Large Margin and Local Structure Preservation Sparse Representation Classifier for Alzheimer's Magnetic Resonance Imaging Classification

Alzheimer's disease (AD) is a progressive dementia in which the brain shrinks as the disease progresses. The use of machine learning and brain magnetic resonance imaging (MRI) for the early diagnosis of AD has a high probability of clinical value and social significance. Sparse representation classifier (SRC) is widely used in MRI image classification. However, the traditional SRC only considers the reconstruction error and classification error of the dictionary, and does not consider the global and local structural information between images, which results in unsatisfactory classification performance.

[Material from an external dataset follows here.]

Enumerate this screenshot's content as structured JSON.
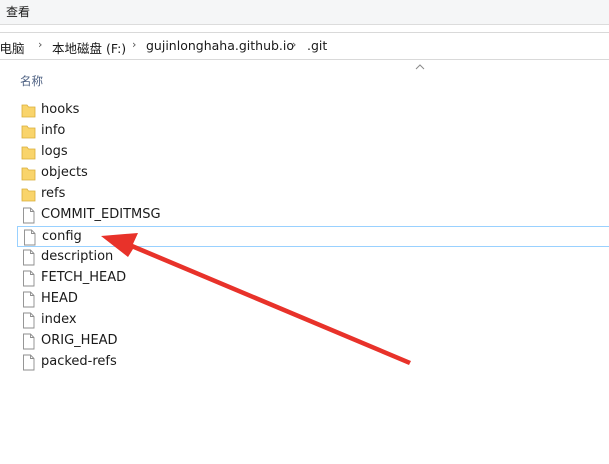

Therefore, a large margin and local structure preservation sparse representation classifier (LMLS-SRC) is developed in this manuscript. The LMLS-SRC algorithm uses the classification large margin term based on the representation coefficient, which results in compactness between representation coefficients of the same class and a large margin between representation coefficients of different classes. The LMLS-SRC algorithm uses local structure preservation term to inherit the manifold structure of the original data. In addition, the LMLS-SRC algorithm imposes the l(2,1)-norm on the representation coefficients to enhance the sparsity and robustness of the model. Experiments on the KAGGLE Alzheimer's dataset show that the LMLS-SRC algorithm can effectively diagnose non AD, moderate AD, mild AD, and very mild AD.

Automated summary

This manuscript presents a new sparse representation classifier algorithm for the early diagnosis of Alzheimer's disease. The algorithm considers the structural information between images, which leads to improved classification performance.